A large number of citizens are convinced that the small brotherhood of local gas distributors is simply fixing the price somehow.
The gasoline distributors say it’s not there fault. Most often, they either won’t comment on the high prices or they say it’s just the price they’re charged by their suppliers.
Or, they’ll say the cost of delivering the fuel to our remote corner of the world drives up the cost.
Regardless, attempting to beat them up about this seems to do little good.
After hearing the latest round of reader complaints, the want-to-be entrepreneur in me got to thinking about a solution.
The key is flipping this problem around. Rather than looking at the high prices as a problem, we should look at them as an opportunity.
If the gasoline is cheaper in Brookhaven, what would it take to get the gas here?
First, I thought of constructing a Brookhaven-to-Natchez gasoline pipeline. Heck, we got a grant to construct a 10-mile pipeline bringing convict sewage from the new prison into Natchez, couldn’t we get something to lower gas prices?
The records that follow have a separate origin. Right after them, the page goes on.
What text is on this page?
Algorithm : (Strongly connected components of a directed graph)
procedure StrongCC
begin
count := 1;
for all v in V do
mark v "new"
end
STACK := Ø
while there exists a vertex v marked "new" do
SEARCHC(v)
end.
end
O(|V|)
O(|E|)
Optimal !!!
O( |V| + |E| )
Consider it economic development.
But constructing a pipeline would be complicated and expensive.
What if there was a simpler method?
And what if the plan provided for at least one new job — a relatively lucrative job at that?
Somewhere out there, a young entrepreneur should listen up. The solution is simple.
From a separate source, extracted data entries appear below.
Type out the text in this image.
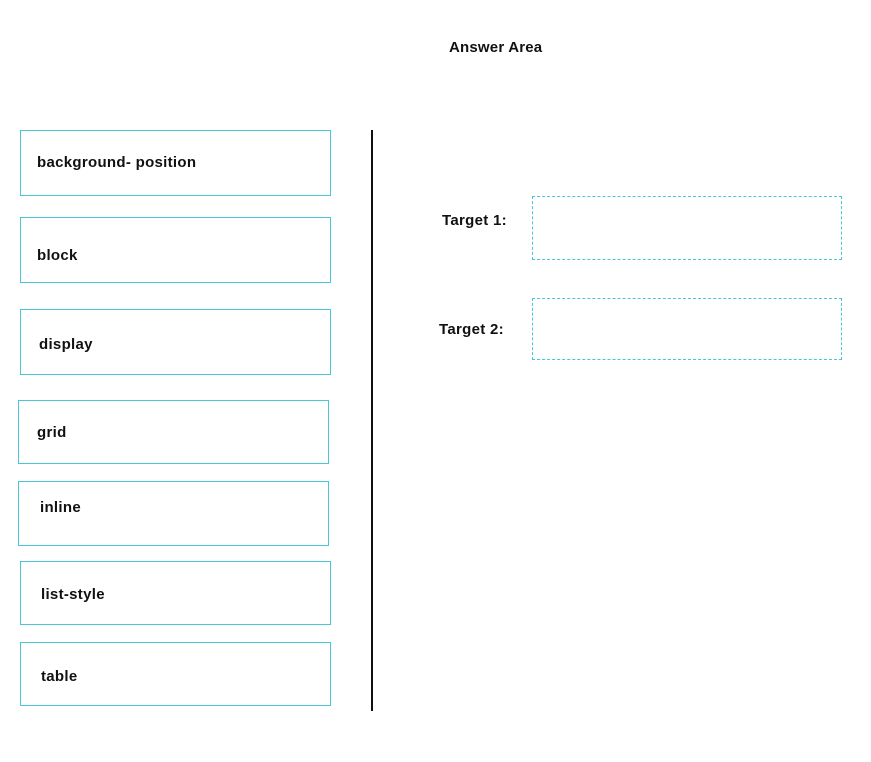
Answer Area
background- position
block
display
grid
inline
list-style
table
Target 1:
Target 2:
Buy a used fuel truck, drive it Brookhaven, fill it up and haul it back to Natchez.
While that may seem a crazy notion (OK, it is a bit, but bear with me), the math works out quite lucratively.
A used fuel truck with the capacity of 4,000 gallons can be bought for anywhere between $10,000 and $30,000.
Even if the entrepreneur simply halved the difference between the Natchez price and the Brookhaven price, pocketing 15 cents per gallon, they’re making good money.
Just one round trip drive a day, five days a week, to fill up in Brookhaven and return to Natchez would cost approximately $600 a week.
Assuming all the gas was sold, five trips with 4,000 gallons a trip and 15 cents profit a gallon yields $3,000 of gross profit.
For just a few hours of work a week, you’d net (pre-tax) approximately $2,400. If you spent four hours a day, your earnings would be $120 per hour.
Anyone else see gold in becoming a gas hauler?
Does anyone know where I can buy a good used gas truck?